Objective: Can an unsupervised machine learning (ML) model predict the 4 segments? or Is domain knowledge and further data required?
Approach: Took training dataset and removed A-D segmentation to review against unsupervised ML results
Summary: Conducted an exploratory data analysis and cleaned data. Regularised data using scaling or normalisation. Ran PCA of original and regularised data. Iterated Kmeans and Agglomerative clustering models for different combinations (orginal [+/- PCA], regularised [+/- PCA], in future look to implement pipeline/functions to do this). Unsupervised models successfully created a new categorisation heavily based on customer age. Compared unsupervised models to expected A-D segmentation categories but unsupervised learning was unable to model the original categorisation, visualised by various methods.

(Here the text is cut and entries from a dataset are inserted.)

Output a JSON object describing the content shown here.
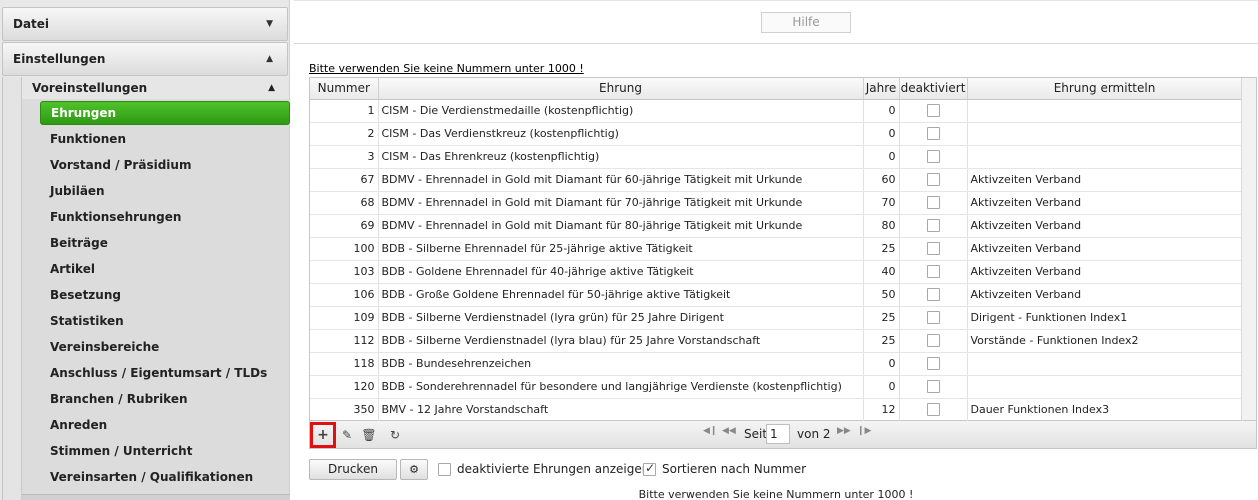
{
  "sidebar": {
    "datei": "Datei",
    "einstellungen": "Einstellungen",
    "voreinstellungen": "Voreinstellungen",
    "items": [
      {
        "label": "Ehrungen",
        "active": true
      },
      {
        "label": "Funktionen"
      },
      {
        "label": "Vorstand / Präsidium"
      },
      {
        "label": "Jubiläen"
      },
      {
        "label": "Funktionsehrungen"
      },
      {
        "label": "Beiträge"
      },
      {
        "label": "Artikel"
      },
      {
        "label": "Besetzung"
      },
      {
        "label": "Statistiken"
      },
      {
        "label": "Vereinsbereiche"
      },
      {
        "label": "Anschluss / Eigentumsart / TLDs"
      },
      {
        "label": "Branchen / Rubriken"
      },
      {
        "label": "Anreden"
      },
      {
        "label": "Stimmen / Unterricht"
      },
      {
        "label": "Vereinsarten / Qualifikationen"
      }
    ]
  },
  "topbar": {
    "help": "Hilfe"
  },
  "warning": "Bitte verwenden Sie keine Nummern unter 1000 !",
  "table": {
    "columns": [
      "Nummer",
      "Ehrung",
      "Jahre",
      "deaktiviert",
      "Ehrung ermitteln"
    ],
    "rows": [
      {
        "nummer": "1",
        "ehrung": "CISM - Die Verdienstmedaille (kostenpflichtig)",
        "jahre": "0",
        "ermitteln": ""
      },
      {
        "nummer": "2",
        "ehrung": "CISM - Das Verdienstkreuz (kostenpflichtig)",
        "jahre": "0",
        "ermitteln": ""
      },
      {
        "nummer": "3",
        "ehrung": "CISM - Das Ehrenkreuz (kostenpflichtig)",
        "jahre": "0",
        "ermitteln": ""
      },
      {
        "nummer": "67",
        "ehrung": "BDMV - Ehrennadel in Gold mit Diamant für 60-jährige Tätigkeit mit Urkunde",
        "jahre": "60",
        "ermitteln": "Aktivzeiten Verband"
      },
      {
        "nummer": "68",
        "ehrung": "BDMV - Ehrennadel in Gold mit Diamant für 70-jährige Tätigkeit mit Urkunde",
        "jahre": "70",
        "ermitteln": "Aktivzeiten Verband"
      },
      {
        "nummer": "69",
        "ehrung": "BDMV - Ehrennadel in Gold mit Diamant für 80-jährige Tätigkeit mit Urkunde",
        "jahre": "80",
        "ermitteln": "Aktivzeiten Verband"
      },
      {
        "nummer": "100",
        "ehrung": "BDB - Silberne Ehrennadel für 25-jährige aktive Tätigkeit",
        "jahre": "25",
        "ermitteln": "Aktivzeiten Verband"
      },
      {
        "nummer": "103",
        "ehrung": "BDB - Goldene Ehrennadel für 40-jährige aktive Tätigkeit",
        "jahre": "40",
        "ermitteln": "Aktivzeiten Verband"
      },
      {
        "nummer": "106",
        "ehrung": "BDB - Große Goldene Ehrennadel für 50-jährige aktive Tätigkeit",
        "jahre": "50",
        "ermitteln": "Aktivzeiten Verband"
      },
      {
        "nummer": "109",
        "ehrung": "BDB - Silberne Verdienstnadel (lyra grün) für 25 Jahre Dirigent",
        "jahre": "25",
        "ermitteln": "Dirigent - Funktionen Index1"
      },
      {
        "nummer": "112",
        "ehrung": "BDB - Silberne Verdienstnadel (lyra blau) für 25 Jahre Vorstandschaft",
        "jahre": "25",
        "ermitteln": "Vorstände - Funktionen Index2"
      },
      {
        "nummer": "118",
        "ehrung": "BDB - Bundesehrenzeichen",
        "jahre": "0",
        "ermitteln": ""
      },
      {
        "nummer": "120",
        "ehrung": "BDB - Sonderehrennadel für besondere und langjährige Verdienste (kostenpflichtig)",
        "jahre": "0",
        "ermitteln": ""
      },
      {
        "nummer": "350",
        "ehrung": "BMV - 12 Jahre Vorstandschaft",
        "jahre": "12",
        "ermitteln": "Dauer Funktionen Index3"
      }
    ]
  },
  "pager": {
    "seite": "Seite",
    "page": "1",
    "von": "von 2"
  },
  "bottom": {
    "drucken": "Drucken",
    "show_deactivated": "deaktivierte Ehrungen anzeigen",
    "sort_by_number": "Sortieren nach Nummer",
    "note": "Bitte verwenden Sie keine Nummern unter 1000 !"
  }
}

Tools used: Python, pandas, numpy, matplotlib, seaborn, scikitlearn, regularisation (scaling and normalization), PCA, K means clustering, Agglomerative clustering, Dendrogram
Files:
3feat_model_v_target_results.png, 8feat_model_v_target_results.png, Cluster_visualisation.png - Images to display in ipynb files
Customer Segmentation_ unsupervised learning_DBoland Feb 25.ipynb - main code*
Customer Segmentation_ unsupervised learning_DBoland Feb 25 - less features.ipynb - copy of main code, remodelled data for less features and re-ran*
Customer Segmentation_ unsupervised learning_DBoland Feb 25.pdf - Pdf of presentation of data analysis, visualisation and unsupervised ML*
Customer Segmentation_ unsupervised learning_DBoland Feb 25.pptx - Presentation of data analysis, visualisation and unsupervised ML (View raw to view online and interact with links)*
*extra visualisations in ipynb files generated post presentation to better show reasons behind models performance
Dendogram_visualistion_Customer Segmentation_ unsupervised learning_DBoland Feb 25.ipynb.xlsx - Excel table comparing row data classification to dendrograms (View raw to view online)
Train.csv - data input.